Stopping TDF prophylaxis immediately postpartum feasible in highly viraemic CHB mothers

19 Mar 2024 byChristina Lau
Stopping TDF prophylaxis immediately postpartum feasible in highly viraemic CHB mothers

In highly viraemic pregnant women with chronic hepatitis B (CHB), stopping peripartum prophylaxis (PP) with tenofovir disoproxil fumarate (TDF) immediately after delivery does not increase the risk of relapse or retreatment vs TDF cessation at ≥4 weeks postpartum. Early withdrawal of PP-TDF, combined with standard neonatal immunization schemes, is 100 percent effective in preventing mother-to-child transmission (MTCT).

“[These results suggest that] shortening the duration of PP-TDF from 12 weeks to [stopping] immediately after delivery can be considered,” noted the researchers from the University of Hong Kong (HKU). [JHEP Reports 2024;doi:10.1016/j.jhepr.2024.101050]

In the prospective study, 330 treatment-naïve noncirrhotic highly viraemic pregnant women with CHB (median age, 30 years; hepatitis B e antigen [HBeAg]–positive, 82.7 percent; median hepatitis B virus [HBV] DNA, 7.82 log IU/mL) were recruited from HKU–Shenzhen Hospital between July 2019 and June 2022. The participants were started on PP-TDF at 24–48 weeks of gestation (median, 26 weeks) to prevent MTCT. PP-TDF was continued throughout pregnancy and stopped either immediately after delivery (early withdrawal; n=213 [66.4 percent]) or ≥4 weeks after delivery (late withdrawal; n=108 [33.6 percent]), depending on the participants’ preference. Serum HBV DNA and alanine aminotransferase (ALT) were monitored every 6–8 weeks to determine virological relapse (primary endpoint).

In addition, all infants received standard neonatal hepatitis B immunization, including HBV vaccine within 12 hours of birth and at 1 month and 6 months, as well as hepatitis B immunoglobulin either immediately at birth (77.2 percent) or within 6 hours of birth (22.8 percent). Serum hepatitis B surface antigen (HBsAg), antibody to HBV core antigen (anti-HBc) and antibody to HBsAg (anti-HBs) were checked at 7–12 months of age.

Virological relapse, defined as HBV DNA >1 log increase following cessation of PP-TDF, was observed in 98.3 percent of participants. Rates of virological relapse did not differ significantly between the early and late withdrawal groups (99.0 percent vs 96.9 percent; p=0.338).

Clinical relapse, defined as virological relapse plus increase in ALT >2 times the upper limit of normal (ULN) at any time after PP-TDF cessation, also occurred at similar rates between the early and late withdrawal groups (19.5 percent vs 14.3 percent; p=0.332).
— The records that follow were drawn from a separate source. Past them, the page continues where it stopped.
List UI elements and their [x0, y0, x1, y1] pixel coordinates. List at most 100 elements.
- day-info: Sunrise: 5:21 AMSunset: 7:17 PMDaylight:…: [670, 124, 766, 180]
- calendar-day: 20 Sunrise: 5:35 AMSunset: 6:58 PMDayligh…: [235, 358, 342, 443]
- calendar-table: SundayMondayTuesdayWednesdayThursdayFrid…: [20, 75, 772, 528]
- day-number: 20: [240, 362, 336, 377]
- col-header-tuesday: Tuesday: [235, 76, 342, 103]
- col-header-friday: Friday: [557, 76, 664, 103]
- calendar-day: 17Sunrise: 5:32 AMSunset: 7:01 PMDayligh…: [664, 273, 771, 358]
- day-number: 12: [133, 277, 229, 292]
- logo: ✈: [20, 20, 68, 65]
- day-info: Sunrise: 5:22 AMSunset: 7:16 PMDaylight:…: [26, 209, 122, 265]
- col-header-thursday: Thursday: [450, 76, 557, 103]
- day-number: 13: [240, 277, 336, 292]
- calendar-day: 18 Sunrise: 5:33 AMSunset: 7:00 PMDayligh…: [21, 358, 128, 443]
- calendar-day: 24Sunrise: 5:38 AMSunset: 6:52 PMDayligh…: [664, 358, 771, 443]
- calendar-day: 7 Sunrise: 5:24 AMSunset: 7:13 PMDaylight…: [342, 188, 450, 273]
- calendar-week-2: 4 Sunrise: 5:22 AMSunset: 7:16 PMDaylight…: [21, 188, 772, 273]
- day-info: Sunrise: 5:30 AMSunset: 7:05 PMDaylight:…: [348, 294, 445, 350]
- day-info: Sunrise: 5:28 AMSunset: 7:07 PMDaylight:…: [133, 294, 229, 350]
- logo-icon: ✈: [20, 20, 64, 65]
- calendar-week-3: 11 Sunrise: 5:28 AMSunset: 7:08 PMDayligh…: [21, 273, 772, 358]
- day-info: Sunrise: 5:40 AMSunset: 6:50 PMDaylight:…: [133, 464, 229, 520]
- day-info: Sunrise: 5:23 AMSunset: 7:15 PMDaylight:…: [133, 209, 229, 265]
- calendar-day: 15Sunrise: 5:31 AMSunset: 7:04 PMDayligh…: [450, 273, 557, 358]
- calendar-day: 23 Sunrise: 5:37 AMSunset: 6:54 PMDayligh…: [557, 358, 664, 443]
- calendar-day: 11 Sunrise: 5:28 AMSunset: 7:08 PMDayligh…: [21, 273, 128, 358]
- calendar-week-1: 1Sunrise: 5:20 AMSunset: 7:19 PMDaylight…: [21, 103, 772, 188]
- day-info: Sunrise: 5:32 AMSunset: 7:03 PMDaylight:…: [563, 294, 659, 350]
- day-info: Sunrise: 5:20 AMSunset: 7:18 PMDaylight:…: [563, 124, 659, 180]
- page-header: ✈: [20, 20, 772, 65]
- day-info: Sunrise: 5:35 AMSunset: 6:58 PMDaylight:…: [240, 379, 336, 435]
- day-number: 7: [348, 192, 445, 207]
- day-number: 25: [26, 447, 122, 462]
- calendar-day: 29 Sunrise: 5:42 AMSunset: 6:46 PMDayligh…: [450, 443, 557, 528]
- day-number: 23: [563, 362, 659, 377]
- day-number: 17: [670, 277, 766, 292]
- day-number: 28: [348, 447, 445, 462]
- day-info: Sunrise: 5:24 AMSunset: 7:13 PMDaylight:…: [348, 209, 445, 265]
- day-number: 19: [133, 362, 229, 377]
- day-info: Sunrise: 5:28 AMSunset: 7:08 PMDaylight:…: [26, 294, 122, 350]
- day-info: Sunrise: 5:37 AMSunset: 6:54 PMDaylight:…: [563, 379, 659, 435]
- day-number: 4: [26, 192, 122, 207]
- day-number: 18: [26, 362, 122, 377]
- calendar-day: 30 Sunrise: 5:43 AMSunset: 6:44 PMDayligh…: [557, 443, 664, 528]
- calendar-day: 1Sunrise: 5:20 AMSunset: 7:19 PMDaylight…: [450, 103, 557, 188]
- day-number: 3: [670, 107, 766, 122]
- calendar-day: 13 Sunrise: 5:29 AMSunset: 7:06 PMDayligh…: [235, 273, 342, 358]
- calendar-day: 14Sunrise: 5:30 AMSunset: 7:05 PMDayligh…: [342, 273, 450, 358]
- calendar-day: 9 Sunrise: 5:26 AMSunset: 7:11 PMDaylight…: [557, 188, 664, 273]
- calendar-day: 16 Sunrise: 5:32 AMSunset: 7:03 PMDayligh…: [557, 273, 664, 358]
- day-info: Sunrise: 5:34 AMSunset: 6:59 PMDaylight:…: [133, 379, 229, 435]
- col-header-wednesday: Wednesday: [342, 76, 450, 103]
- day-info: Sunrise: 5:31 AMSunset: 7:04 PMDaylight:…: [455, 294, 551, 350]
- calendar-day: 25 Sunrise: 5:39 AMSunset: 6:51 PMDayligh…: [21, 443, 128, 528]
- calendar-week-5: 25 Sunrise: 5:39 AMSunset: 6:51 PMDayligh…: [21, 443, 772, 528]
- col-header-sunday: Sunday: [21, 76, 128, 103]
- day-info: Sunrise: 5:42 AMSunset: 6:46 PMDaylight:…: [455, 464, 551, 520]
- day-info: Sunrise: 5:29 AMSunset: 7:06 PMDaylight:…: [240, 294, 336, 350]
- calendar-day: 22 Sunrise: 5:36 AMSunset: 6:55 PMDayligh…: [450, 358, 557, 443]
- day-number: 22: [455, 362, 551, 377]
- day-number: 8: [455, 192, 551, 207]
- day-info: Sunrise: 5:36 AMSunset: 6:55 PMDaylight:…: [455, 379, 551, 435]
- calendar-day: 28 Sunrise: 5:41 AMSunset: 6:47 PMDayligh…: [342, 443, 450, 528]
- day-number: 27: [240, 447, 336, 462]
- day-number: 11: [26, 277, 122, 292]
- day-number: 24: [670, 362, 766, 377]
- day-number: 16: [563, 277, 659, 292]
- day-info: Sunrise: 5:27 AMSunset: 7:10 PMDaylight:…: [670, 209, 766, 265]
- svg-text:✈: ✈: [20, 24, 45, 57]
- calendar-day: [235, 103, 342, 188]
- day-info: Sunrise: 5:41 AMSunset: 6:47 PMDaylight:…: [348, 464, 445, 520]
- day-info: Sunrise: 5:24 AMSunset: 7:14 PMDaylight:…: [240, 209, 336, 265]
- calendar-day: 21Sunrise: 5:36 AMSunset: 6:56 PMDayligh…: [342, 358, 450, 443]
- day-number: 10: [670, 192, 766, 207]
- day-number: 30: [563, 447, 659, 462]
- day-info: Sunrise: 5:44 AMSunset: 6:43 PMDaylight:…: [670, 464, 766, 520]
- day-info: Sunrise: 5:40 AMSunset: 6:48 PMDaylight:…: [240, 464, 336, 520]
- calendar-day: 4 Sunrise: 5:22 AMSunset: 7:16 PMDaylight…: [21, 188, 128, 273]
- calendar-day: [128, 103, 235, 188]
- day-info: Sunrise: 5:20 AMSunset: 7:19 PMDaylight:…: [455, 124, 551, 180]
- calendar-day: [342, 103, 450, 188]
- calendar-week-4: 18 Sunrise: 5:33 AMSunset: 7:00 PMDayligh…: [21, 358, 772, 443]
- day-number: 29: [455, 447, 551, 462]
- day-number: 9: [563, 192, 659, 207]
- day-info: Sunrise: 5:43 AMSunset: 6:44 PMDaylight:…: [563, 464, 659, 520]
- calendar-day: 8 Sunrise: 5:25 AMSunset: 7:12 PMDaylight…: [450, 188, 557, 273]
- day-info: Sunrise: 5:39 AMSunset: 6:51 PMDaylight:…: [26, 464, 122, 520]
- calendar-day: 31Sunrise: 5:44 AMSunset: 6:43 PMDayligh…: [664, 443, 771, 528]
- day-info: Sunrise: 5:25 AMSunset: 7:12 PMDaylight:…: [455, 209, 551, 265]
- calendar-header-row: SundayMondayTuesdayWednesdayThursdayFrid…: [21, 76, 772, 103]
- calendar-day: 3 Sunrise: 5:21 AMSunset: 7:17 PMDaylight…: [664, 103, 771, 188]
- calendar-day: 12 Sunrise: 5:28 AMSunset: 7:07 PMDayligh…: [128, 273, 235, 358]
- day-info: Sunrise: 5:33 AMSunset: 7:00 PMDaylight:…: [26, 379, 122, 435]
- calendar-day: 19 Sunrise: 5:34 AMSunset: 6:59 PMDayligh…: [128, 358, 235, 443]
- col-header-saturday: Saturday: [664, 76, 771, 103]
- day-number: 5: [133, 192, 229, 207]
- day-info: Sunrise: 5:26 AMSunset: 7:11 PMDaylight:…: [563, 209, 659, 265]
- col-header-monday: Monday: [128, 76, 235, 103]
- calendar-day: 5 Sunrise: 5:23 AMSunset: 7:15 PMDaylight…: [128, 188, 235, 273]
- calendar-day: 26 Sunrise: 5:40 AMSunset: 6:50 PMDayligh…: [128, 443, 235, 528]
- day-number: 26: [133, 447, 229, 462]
Similar proportions of patients in the early vs late withdrawal group developed ALT flares 5 times ULN (2.1 percent vs 1.0 percent; p=0.464) and 10 times ULN (0.5 percent vs 0 percent; p=0.669).
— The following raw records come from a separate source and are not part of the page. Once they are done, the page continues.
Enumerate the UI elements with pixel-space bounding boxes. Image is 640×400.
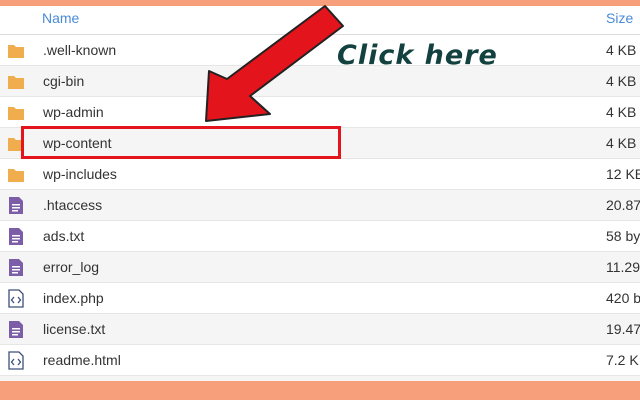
file-size: 4 KB xyxy=(606,135,637,151)
file-size: 4 KB xyxy=(606,42,637,58)
file-row[interactable]: wp-includes 12 KB xyxy=(0,159,640,190)
file-size: 12 KB xyxy=(606,166,640,182)
file-name: readme.html xyxy=(43,352,121,368)
file-row[interactable]: cgi-bin 4 KB xyxy=(0,66,640,97)
file-name: cgi-bin xyxy=(43,73,85,89)
file-name: license.txt xyxy=(43,321,106,337)
bottom-frame-strip xyxy=(0,381,640,400)
file-size: 7.2 KI xyxy=(606,352,640,368)
code-file-icon xyxy=(7,289,25,308)
file-row[interactable]: index.php 420 b xyxy=(0,283,640,314)
file-size: 420 b xyxy=(606,290,640,306)
file-size: 20.87 xyxy=(606,197,640,213)
folder-icon xyxy=(7,41,25,60)
folder-icon xyxy=(7,103,25,122)
file-size: 11.29 xyxy=(606,259,640,275)
file-size: 4 KB xyxy=(606,73,637,89)
file-name: wp-admin xyxy=(43,104,104,120)
file-name: ads.txt xyxy=(43,228,85,244)
text-file-icon xyxy=(7,320,25,339)
file-size: 4 KB xyxy=(606,104,637,120)
file-size: 58 by xyxy=(606,228,640,244)
file-name: index.php xyxy=(43,290,104,306)
file-row[interactable]: readme.html 7.2 KI xyxy=(0,345,640,376)
file-row[interactable]: ads.txt 58 by xyxy=(0,221,640,252)
click-here-label: Click here xyxy=(337,40,498,71)
file-manager-panel: Name Size .well-known 4 KB cgi-bin 4 KB … xyxy=(0,0,640,381)
highlight-box xyxy=(21,126,341,159)
folder-icon xyxy=(7,72,25,91)
folder-icon xyxy=(7,165,25,184)
file-name: .well-known xyxy=(43,42,117,58)
file-row[interactable]: license.txt 19.47 xyxy=(0,314,640,345)
file-row[interactable]: .well-known 4 KB xyxy=(0,35,640,66)
file-name: error_log xyxy=(43,259,100,275)
text-file-icon xyxy=(7,227,25,246)
file-size: 19.47 xyxy=(606,321,640,337)
file-list-header: Name Size xyxy=(0,6,640,35)
size-column-header[interactable]: Size xyxy=(606,10,633,26)
file-name: wp-includes xyxy=(43,166,117,182)
text-file-icon xyxy=(7,258,25,277)
text-file-icon xyxy=(7,196,25,215)
file-row[interactable]: .htaccess 20.87 xyxy=(0,190,640,221)
name-column-header[interactable]: Name xyxy=(42,10,79,26)
file-name: .htaccess xyxy=(43,197,103,213)
code-file-icon xyxy=(7,351,25,370)
file-row[interactable]: wp-admin 4 KB xyxy=(0,97,640,128)
file-row[interactable]: error_log 11.29 xyxy=(0,252,640,283)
Retreatment with TDF, recommended for participants with clinical relapse, was initiated at similar rates between the early and late withdrawal groups (12.3 percent vs 10.2 percent; p=0.573).

“Early withdrawal of PP-TDF, compared with late withdrawal, was not associated with risk of clinical relapse, degree of maximal ALT elevation, and retreatment,” the investigators pointed out.

Among 326 livebirths (male, 53 percent), no infants had HBsAg positivity at 6 months. Almost all infants (98.7 percent) developed seroconversion with anti-HBs >10 U/L, 50.5 percent had anti-HBs >100 U/L, and 32.8 percent showed strong vaccine response with anti-HBs >1,000 U/L. Nearly a quarter (23.1 percent) showed anti-HBc seropositivity.

“This study confirmed 100 percent effectiveness of the guideline-recommended strategy in preventing MTCT regardless of timing of TDF cessation, with high rate of vaccine response in infants,” the investigators concluded.